Bir dönem oyunculuk yapmasının ardından sosyal medyada geniş bir takipçi kitlesine ulaşan Elvin Levinler, gezdiği ülkeler ve yaşam tarzıyla sık sık gündeme geliyor. Son olarak Dubai’ye giden Levinler, burada deneyimlediği sıra dışı bir lezzetle dikkatleri üzerine çekti. Tanesi tam 50 dolara satılan Korean Muscat üzümünü tadan Levinler, üzümün görünümünü “çıtır, şişman ve parlak” olarak tanımladı ancak fiyatına değmediğini şu sözlerle ifade etti:
“Bir salkıma 50 dolar verilmez. Neyse ki ben para vermedim, ama bir daha yemek aklıma bile gelmez.”
Bu yorumu sosyal medyada geniş yankı buldu; bazı kullanıcılar Levinler’e katılırken bazıları ise bu deneyimin abartıldığını savundu.
Levinler’in Dubai tatili, yalnızca gurme deneyimiyle değil, aynı zamanda zor geçen bir dönemin ardından geldiği için de dikkat çekti. Geçtiğimiz aylarda babasını kaybeden ünlü isim, kısa süre sonra kalp ameliyatı geçirmişti. Sosyal medya hesabından yaptığı açıklamada, bu süreçle ilgili şu ifadeleri kullandı:
“Son zamanlarda kalbime biraz fazla yüklendiğimi biliyordum ama bu kadar ciddi sonuçları olabileceğini düşünmemiştim. Bugün kalbimden bir operasyon geçirdim. Çok şükür her şey yolunda.”
Ameliyat sonrası da sağlık durumu hakkında bilgi veren Levinler, “İyiyim, çok daha iyiyim. Öncesi çok hararetliydi, şimdi daha sakin, yavaş, huzurlu ve biraz da hüzünlü geçiyor” sözleriyle yaşadığı duygusal süreci takipçileriyle paylaştı.
Kalp operasyonunun yanı sıra babasını kaybetmenin acısını da yaşayan Levinler, sosyal medyada yaptığı bir paylaşımda duygularını açıkça ifade etti. Babasıyla birlikte çekilmiş bir videoyu paylaşan Levinler, altına şu notu düştü:
“Baş baş babam, 21.01.2025… Kalbime ışık olup dolduğun için şimdi her zamankinden daha yakınız birbirimize. Senin küçük kızın olarak sana hep çok hayran, kendimi de hep çok güvende ve şanslı hissediyorum.”

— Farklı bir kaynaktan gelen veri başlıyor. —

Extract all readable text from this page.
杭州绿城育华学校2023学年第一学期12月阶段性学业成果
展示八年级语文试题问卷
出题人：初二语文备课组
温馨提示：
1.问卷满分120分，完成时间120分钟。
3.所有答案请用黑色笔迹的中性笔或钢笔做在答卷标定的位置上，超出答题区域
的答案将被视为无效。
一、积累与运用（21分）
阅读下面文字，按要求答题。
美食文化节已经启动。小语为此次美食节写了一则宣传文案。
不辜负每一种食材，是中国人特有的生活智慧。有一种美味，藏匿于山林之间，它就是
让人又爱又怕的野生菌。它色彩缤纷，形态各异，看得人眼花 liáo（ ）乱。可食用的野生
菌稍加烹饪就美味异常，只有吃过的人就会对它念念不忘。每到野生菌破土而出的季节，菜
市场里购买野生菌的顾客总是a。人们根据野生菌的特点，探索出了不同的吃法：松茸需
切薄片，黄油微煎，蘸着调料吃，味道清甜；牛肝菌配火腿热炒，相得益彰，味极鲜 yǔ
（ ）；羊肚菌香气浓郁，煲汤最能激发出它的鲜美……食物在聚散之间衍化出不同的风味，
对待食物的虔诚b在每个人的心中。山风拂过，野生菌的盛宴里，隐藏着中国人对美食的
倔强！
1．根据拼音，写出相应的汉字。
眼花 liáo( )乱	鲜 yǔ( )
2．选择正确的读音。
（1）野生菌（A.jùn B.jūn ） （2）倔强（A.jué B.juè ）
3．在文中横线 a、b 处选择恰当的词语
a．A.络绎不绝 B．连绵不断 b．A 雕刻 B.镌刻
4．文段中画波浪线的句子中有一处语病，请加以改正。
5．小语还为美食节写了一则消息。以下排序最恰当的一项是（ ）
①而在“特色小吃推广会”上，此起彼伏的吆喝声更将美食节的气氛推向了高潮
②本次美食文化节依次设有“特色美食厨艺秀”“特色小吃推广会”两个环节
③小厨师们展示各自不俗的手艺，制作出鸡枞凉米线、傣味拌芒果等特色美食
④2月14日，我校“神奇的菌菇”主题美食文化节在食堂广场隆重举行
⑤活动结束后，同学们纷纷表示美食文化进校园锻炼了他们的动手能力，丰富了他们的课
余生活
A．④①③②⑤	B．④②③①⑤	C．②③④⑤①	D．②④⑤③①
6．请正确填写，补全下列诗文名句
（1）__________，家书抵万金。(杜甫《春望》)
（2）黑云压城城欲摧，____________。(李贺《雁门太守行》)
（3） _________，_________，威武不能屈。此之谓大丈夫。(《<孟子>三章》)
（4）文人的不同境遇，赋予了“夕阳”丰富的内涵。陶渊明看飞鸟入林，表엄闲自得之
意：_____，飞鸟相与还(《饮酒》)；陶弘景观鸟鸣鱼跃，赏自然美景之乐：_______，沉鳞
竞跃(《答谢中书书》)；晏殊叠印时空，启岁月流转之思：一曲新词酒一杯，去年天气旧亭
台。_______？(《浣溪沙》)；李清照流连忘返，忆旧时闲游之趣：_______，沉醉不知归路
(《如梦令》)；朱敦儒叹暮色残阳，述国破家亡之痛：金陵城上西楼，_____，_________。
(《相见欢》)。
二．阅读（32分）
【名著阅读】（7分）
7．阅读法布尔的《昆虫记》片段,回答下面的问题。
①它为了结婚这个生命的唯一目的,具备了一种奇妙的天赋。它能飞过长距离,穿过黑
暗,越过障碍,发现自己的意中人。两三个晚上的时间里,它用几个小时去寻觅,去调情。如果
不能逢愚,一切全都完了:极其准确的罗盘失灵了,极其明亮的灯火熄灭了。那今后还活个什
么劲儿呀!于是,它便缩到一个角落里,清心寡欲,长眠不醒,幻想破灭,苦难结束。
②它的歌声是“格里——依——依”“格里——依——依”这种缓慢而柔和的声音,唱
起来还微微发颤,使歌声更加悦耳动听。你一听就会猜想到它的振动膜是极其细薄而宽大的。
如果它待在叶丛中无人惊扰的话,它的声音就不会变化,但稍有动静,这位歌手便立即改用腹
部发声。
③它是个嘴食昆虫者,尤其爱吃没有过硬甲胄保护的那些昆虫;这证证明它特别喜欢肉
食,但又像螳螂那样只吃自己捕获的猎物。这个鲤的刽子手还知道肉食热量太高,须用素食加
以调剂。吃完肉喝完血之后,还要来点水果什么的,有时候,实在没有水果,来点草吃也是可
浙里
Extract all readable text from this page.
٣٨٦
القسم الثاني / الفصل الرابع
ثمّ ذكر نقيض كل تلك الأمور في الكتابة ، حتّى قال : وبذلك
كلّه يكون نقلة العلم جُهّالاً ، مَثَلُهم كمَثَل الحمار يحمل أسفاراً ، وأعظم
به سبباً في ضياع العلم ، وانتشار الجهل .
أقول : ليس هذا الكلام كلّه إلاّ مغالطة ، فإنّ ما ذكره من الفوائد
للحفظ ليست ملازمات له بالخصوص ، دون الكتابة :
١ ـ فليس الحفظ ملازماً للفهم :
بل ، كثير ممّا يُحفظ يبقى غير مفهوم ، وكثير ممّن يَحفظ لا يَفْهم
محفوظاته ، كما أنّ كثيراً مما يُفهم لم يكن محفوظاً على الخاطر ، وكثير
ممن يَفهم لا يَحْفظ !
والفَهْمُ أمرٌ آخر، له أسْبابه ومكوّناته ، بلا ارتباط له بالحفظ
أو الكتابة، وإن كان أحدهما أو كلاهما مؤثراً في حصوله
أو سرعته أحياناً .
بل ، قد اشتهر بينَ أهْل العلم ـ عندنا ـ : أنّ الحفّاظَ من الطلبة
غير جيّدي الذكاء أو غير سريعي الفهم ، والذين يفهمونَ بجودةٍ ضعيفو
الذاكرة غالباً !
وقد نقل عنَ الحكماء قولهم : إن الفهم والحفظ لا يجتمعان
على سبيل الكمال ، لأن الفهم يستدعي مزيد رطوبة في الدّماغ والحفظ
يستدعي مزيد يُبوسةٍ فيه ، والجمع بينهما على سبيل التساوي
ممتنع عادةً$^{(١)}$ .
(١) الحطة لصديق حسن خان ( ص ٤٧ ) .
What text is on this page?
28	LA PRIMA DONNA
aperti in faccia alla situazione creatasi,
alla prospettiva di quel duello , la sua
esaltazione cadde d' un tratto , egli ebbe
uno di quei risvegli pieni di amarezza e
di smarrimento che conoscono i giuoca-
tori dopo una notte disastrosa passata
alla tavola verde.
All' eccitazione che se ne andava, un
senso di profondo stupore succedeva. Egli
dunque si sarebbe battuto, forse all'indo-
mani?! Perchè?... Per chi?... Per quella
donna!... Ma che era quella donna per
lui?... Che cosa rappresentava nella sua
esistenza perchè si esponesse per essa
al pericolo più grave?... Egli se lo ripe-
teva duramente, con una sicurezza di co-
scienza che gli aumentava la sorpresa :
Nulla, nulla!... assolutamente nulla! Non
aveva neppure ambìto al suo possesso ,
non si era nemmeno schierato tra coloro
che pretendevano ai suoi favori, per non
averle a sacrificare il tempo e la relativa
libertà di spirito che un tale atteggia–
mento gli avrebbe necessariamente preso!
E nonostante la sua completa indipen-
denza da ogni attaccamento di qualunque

Lüks tatil ve alışveriş deneyimlerinin yanı sıra doğaya dönüş hikâyesiyle de dikkat çeken Elvin Levinler, 8 yıl önce iç mimar Bülent Kocamanoğlu ile evlendikten sonra geleneksel yaşam tarzından uzaklaştı. Çift, otellerde yaşadıktan sonra Datça’ya yerleşti ve 24 metrekarelik küçük bir evi kendilerine yaşam alanı haline getirdi.
Levinler, bu süreci şöyle anlattı:
“Buraya ilk taşındığımızda etrafımızdakiler ‘Siz emekli misiniz? Orada sıkılırsınız’ dedi. Şimdi 4 zeytin ağacımız, 2 dut ağacımız, 5 badem ağacımız, limon ve avokadolarımız var. Bahçemizi kendimiz inşa ettik, oturma alanları yaptık, tarla ektik. 55 kaktüsümüz oldu.”
Doğayla iç içe bir yaşam süren Levinler, Dubai gibi şehirlerde kısa kaçamaklar yapsa da, esas mutluluğu sade yaşam tarzında bulduğunu sık sık dile getiriyor.